Gooseneck kettles
A pour-over kettle has two jobs: hit the right water temperature and let you pour a slow, precise stream. The gooseneck — the long, narrow, curved spout — is what makes the controlled pour possible. This silo explains temperature control and pour control, the electric-versus-stovetop choice, and where the popular kettles land, then points you to the full comparison.
The two jobs a kettle has to do
Temperature control — 195 to 205°F
Pour-over wants water between 195 and 205°F (about 90 to 96°C), the widely-accepted SCA-style range. Water straight off a rolling boil scorches the grounds and tastes bitter. A variable-temperature electric kettle lets you set and hold an exact temperature, which is the single feature that makes dialling in repeatable — lighter roasts near the top of the range, darker roasts a few degrees cooler. A stovetop or fixed kettle can still work if you let boiled water rest 30 to 45 seconds, but you are guessing.

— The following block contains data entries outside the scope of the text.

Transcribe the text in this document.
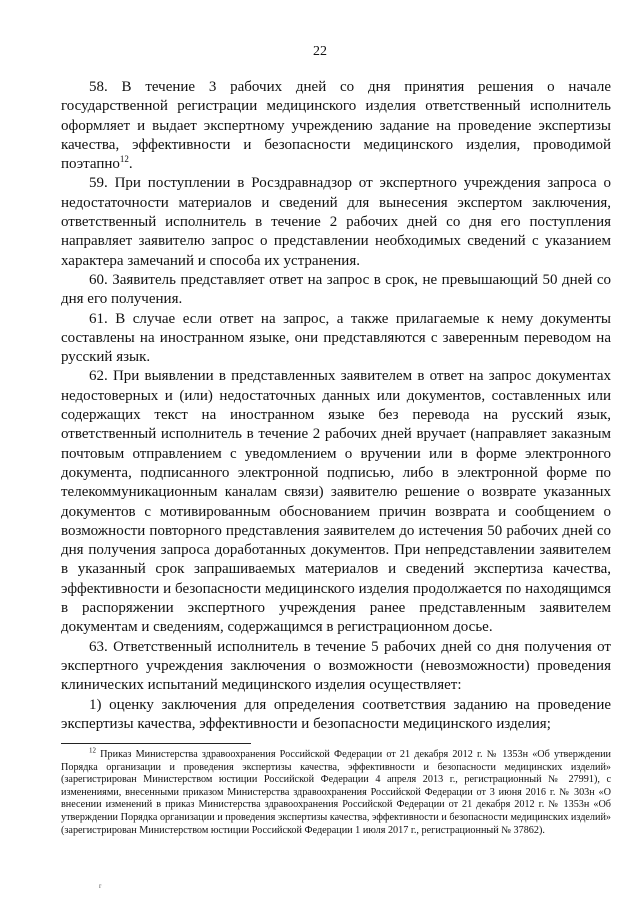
22

58. В течение 3 рабочих дней со дня принятия решения о начале государственной регистрации медицинского изделия ответственный исполнитель оформляет и выдает экспертному учреждению задание на проведение экспертизы качества, эффективности и безопасности медицинского изделия, проводимой поэтапно$^{12}$.

59. При поступлении в Росздравнадзор от экспертного учреждения запроса о недостаточности материалов и сведений для вынесения экспертом заключения, ответственный исполнитель в течение 2 рабочих дней со дня его поступления направляет заявителю запрос о представлении необходимых сведений с указанием характера замечаний и способа их устранения.

60. Заявитель представляет ответ на запрос в срок, не превышающий 50 дней со дня его получения.

61. В случае если ответ на запрос, а также прилагаемые к нему документы составлены на иностранном языке, они представляются с заверенным переводом на русский язык.

62. При выявлении в представленных заявителем в ответ на запрос документах недостоверных и (или) недостаточных данных или документов, составленных или содержащих текст на иностранном языке без перевода на русский язык, ответственный исполнитель в течение 2 рабочих дней вручает (направляет заказным почтовым отправлением с уведомлением о вручении или в форме электронного документа, подписанного электронной подписью, либо в электронной форме по телекоммуникационным каналам связи) заявителю решение о возврате указанных документов с мотивированным обоснованием причин возврата и сообщением о возможности повторного представления заявителем до истечения 50 рабочих дней со дня получения запроса доработанных документов. При непредставлении заявителем в указанный срок запрашиваемых материалов и сведений экспертиза качества, эффективности и безопасности медицинского изделия продолжается по находящимся в распоряжении экспертного учреждения ранее представленным заявителем документам и сведениям, содержащимся в регистрационном досье.

63. Ответственный исполнитель в течение 5 рабочих дней со дня получения от экспертного учреждения заключения о возможности (невозможности) проведения клинических испытаний медицинского изделия осуществляет:

1) оценку заключения для определения соответствия заданию на проведение экспертизы качества, эффективности и безопасности медицинского изделия;

$^{12}$ Приказ Министерства здравоохранения Российской Федерации от 21 декабря 2012 г. № 1353н «Об утверждении Порядка организации и проведения экспертизы качества, эффективности и безопасности медицинских изделий» (зарегистрирован Министерством юстиции Российской Федерации 4 апреля 2013 г., регистрационный № 27991), с изменениями, внесенными приказом Министерства здравоохранения Российской Федерации от 3 июня 2016 г. № 303н «О внесении изменений в приказ Министерства здравоохранения Российской Федерации от 21 декабря 2012 г. № 1353н «Об утверждении Порядка организации и проведения экспертизы качества, эффективности и безопасности медицинских изделий» (зарегистрирован Министерством юстиции Российской Федерации 1 июля 2017 г., регистрационный № 37862).
r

Pour control — the gooseneck spout
The narrow gooseneck delivers a thin, steady stream you can place exactly where you want it, so you wet all the grounds evenly and control the flow rate. Even pouring is most of good pour-over technique. A wide kitchen-kettle spout dumps water and disturbs the bed unevenly, which is why a gooseneck is the upgrade most beginners feel immediately. Some goosenecks pour faster than others — a slower, more controllable pour generally suits pour-over better.
Electric versus stovetop
An electric gooseneck with variable temperature is the convenient, precise choice: set the temperature, walk away, and it holds. Many add a hold function and a built-in brew timer. A stovetop gooseneck is cheaper and simpler — you boil it on your hob and either pour off the boil after a short rest or check it with a thermometer. If you take pour-over seriously, the electric variable-temperature kettle is the upgrade that pays off daily; a stovetop gooseneck is the budget way to get the pour control without the temperature precision.
Where the popular kettles land
- Fellow Stagg EKG. The design-led benchmark — precise temperature control to the degree, a brew-stopwatch on some models, and a deliberately slow, controllable pour. The premium pick most buyers cluster on.
- Cosori and Bonavita. Strong-value electric goosenecks with variable temperature for noticeably less than the Stagg, with a slightly less refined pour.
- Brewista Artisan. A feature-rich electric option with fine temperature and a controllable pour, popular with tinkerers.
- Hario Buono. The classic stovetop gooseneck — pour control on a budget, no temperature readout, pair it with a thermometer or the off-boil rest.
Featured guides
The current published guides in this silo. More land each batch.
Landing next: Fellow Stagg EKG review, Bonavita kettle review, Cosori vs Fellow head-to-head, and the best stovetop gooseneck kettle.
Kettles for different drinkers
For the precise brewer
A variable-temperature electric gooseneck is for anyone who wants the same cup every morning. Set 200°F, let it hold, and remove temperature from the list of things that vary between brews.
For the budget start
A stovetop gooseneck gets you the controlled pour — the harder thing to fake — for the least money. Add a cheap thermometer and you have most of what a pricey kettle offers, minus the convenience.
For the multi-use kitchen
A larger-capacity electric gooseneck doubles for tea and small kitchen tasks while still pouring coffee well. If the kettle has to earn its counter space beyond coffee, lean toward capacity and a hold function.